The iniikrii, having finished his conversation with the caravan-master, bounded atop the cargo lifter. “Allow me to introduce myself properly,” he said, in a voice much deeper and steadier than his earlier chittering. “Inspector Vral-tinnik of the Caravaneer’s Mutual Advocacy Guild, at your service. I apologize for not having been more forthcoming regarding my identity before now; I am sure you understand that discretion was called for.”
“Of course,” replied Merinel, blinking. “I … I hope you will forgive me for being a little disoriented. Are you not actually an iniikrii?”
“I am in fact an Ul-niikrii – a member of an iniikrii population group genetically enhanced centuries ago by the Haldanradan, or so it is believed.”
“I see. And among your hidden traits is the ability to render a raging Trylm unconscious?”
Vral-tinnik gave a trilling chuckle. “Not directly. Secreted upon my person was a microstiletto.” The Ul-niikrii displayed a sliver of glass. “It is – or was – loaded with paraly
tic venom. Bernial succumbed to its effects within moments.”

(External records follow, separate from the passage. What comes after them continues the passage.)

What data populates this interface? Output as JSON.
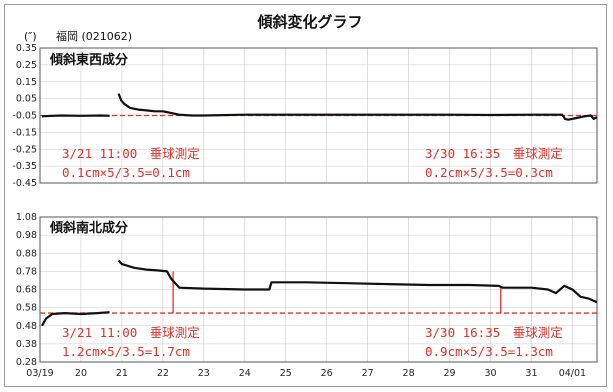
{
  "title": "傾斜変化グラフ",
  "unit_label": "(″)",
  "station": "福岡 (021062)",
  "colors": {
    "trace": "#111111",
    "reference": "#e3302a",
    "grid": "#c8c8c8",
    "annotation": "#e3302a"
  },
  "chart_data": [
    {
      "type": "line",
      "panel_title": "傾斜東西成分",
      "y_ticks": [
        "0.35",
        "0.25",
        "0.15",
        "0.05",
        "-0.05",
        "-0.15",
        "-0.25",
        "-0.35",
        "-0.45"
      ],
      "ylim": [
        -0.45,
        0.35
      ],
      "x_ticks": [
        "03/19",
        "20",
        "21",
        "22",
        "23",
        "24",
        "25",
        "26",
        "27",
        "28",
        "29",
        "30",
        "31",
        "04/01"
      ],
      "xlim": [
        0,
        13.6
      ],
      "reference_line": -0.05,
      "series": [
        {
          "values": [
            [
              0.05,
              -0.055
            ],
            [
              0.5,
              -0.05
            ],
            [
              1.0,
              -0.052
            ],
            [
              1.5,
              -0.05
            ],
            [
              1.7,
              -0.052
            ]
          ]
        },
        {
          "values": [
            [
              1.92,
              0.08
            ],
            [
              1.98,
              0.04
            ],
            [
              2.05,
              0.02
            ],
            [
              2.2,
              -0.005
            ],
            [
              2.4,
              -0.015
            ],
            [
              2.6,
              -0.02
            ],
            [
              2.8,
              -0.025
            ],
            [
              3.0,
              -0.025
            ],
            [
              3.2,
              -0.035
            ],
            [
              3.4,
              -0.045
            ],
            [
              3.7,
              -0.05
            ],
            [
              4.0,
              -0.05
            ],
            [
              5.0,
              -0.045
            ],
            [
              6.0,
              -0.045
            ],
            [
              7.0,
              -0.045
            ],
            [
              8.0,
              -0.045
            ],
            [
              9.0,
              -0.045
            ],
            [
              10.0,
              -0.045
            ],
            [
              11.0,
              -0.047
            ],
            [
              12.0,
              -0.045
            ],
            [
              12.75,
              -0.045
            ],
            [
              12.82,
              -0.07
            ],
            [
              12.9,
              -0.075
            ],
            [
              13.1,
              -0.065
            ],
            [
              13.3,
              -0.055
            ],
            [
              13.45,
              -0.05
            ],
            [
              13.52,
              -0.07
            ],
            [
              13.6,
              -0.06
            ]
          ]
        }
      ],
      "annotations": [
        {
          "line1": "3/21 11:00　垂球測定",
          "line2": "0.1cm×5/3.5=0.1cm"
        },
        {
          "line1": "3/30 16:35　垂球測定",
          "line2": "0.2cm×5/3.5=0.3cm"
        }
      ]
    },
    {
      "type": "line",
      "panel_title": "傾斜南北成分",
      "y_ticks": [
        "1.08",
        "0.98",
        "0.88",
        "0.78",
        "0.68",
        "0.58",
        "0.48",
        "0.38",
        "0.28"
      ],
      "ylim": [
        0.28,
        1.08
      ],
      "x_ticks": [
        "03/19",
        "20",
        "21",
        "22",
        "23",
        "24",
        "25",
        "26",
        "27",
        "28",
        "29",
        "30",
        "31",
        "04/01"
      ],
      "xlim": [
        0,
        13.6
      ],
      "reference_line": 0.55,
      "series": [
        {
          "values": [
            [
              0.05,
              0.48
            ],
            [
              0.15,
              0.52
            ],
            [
              0.3,
              0.545
            ],
            [
              0.6,
              0.55
            ],
            [
              1.0,
              0.545
            ],
            [
              1.4,
              0.55
            ],
            [
              1.7,
              0.555
            ]
          ]
        },
        {
          "values": [
            [
              1.92,
              0.84
            ],
            [
              2.0,
              0.82
            ],
            [
              2.3,
              0.8
            ],
            [
              2.6,
              0.79
            ],
            [
              2.9,
              0.785
            ],
            [
              3.1,
              0.78
            ],
            [
              3.2,
              0.74
            ],
            [
              3.4,
              0.69
            ],
            [
              4.0,
              0.685
            ],
            [
              5.0,
              0.68
            ],
            [
              5.6,
              0.68
            ],
            [
              5.65,
              0.72
            ],
            [
              6.5,
              0.72
            ],
            [
              7.5,
              0.715
            ],
            [
              8.5,
              0.71
            ],
            [
              9.5,
              0.705
            ],
            [
              10.5,
              0.705
            ],
            [
              11.2,
              0.7
            ],
            [
              11.3,
              0.69
            ],
            [
              12.0,
              0.69
            ],
            [
              12.4,
              0.68
            ],
            [
              12.6,
              0.66
            ],
            [
              12.8,
              0.7
            ],
            [
              13.0,
              0.68
            ],
            [
              13.2,
              0.64
            ],
            [
              13.4,
              0.63
            ],
            [
              13.6,
              0.61
            ]
          ]
        }
      ],
      "annotations": [
        {
          "line1": "3/21 11:00　垂球測定",
          "line2": "1.2cm×5/3.5=1.7cm"
        },
        {
          "line1": "3/30 16:35　垂球測定",
          "line2": "0.9cm×5/3.5=1.3cm"
        }
      ]
    }
  ]
}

“I am very grateful,” replied Merinel. “Were you assigned to follow us specifically?”
“No, my sphere of operations is the caravan itself, not any individual passenger, and Bernial was indicated to us as a person of suspicion by the Crew. I have since been informed that your cargo is valuable and discouraged from further inquiry. In turn, I ask that you remain discreet about my true nature. With each person who learns of the presence of Ul-niikrii aboard the Ship, my ability to blend in with my simpler cousins is compromised.”
“Your secret is safe with me,” assured Merinel.
Vral-tinnik turned to Adimar. “Friend Adimar, your assistance in apprehending Bernial is most appreciated. I hope you understand that my earlier habit of referring to you as ‘bad snake man’ was simply an attempt to stay in character.”
“You are forgiven, if you will permit me to observe that you seemed to throw yourself into the role most avidly.”
“Guilty as charged,” the Ul-niikrii replied with a smirk. With a formal bow and a flare of his crest, he returned to the tow-barge.
“If you are prepared to resume, you had best catch up to the main group,” called the caravan-master. “I have gone so far to reduce the velocity of the crawler by ten percent during this brouhaha, but such laxity cannot endure long!”
Merinel and Adimar, after ensuring that the lifter had fully regained its functionality, hastened to rejoin the crawler as it lumbered implacably through the waves of grass.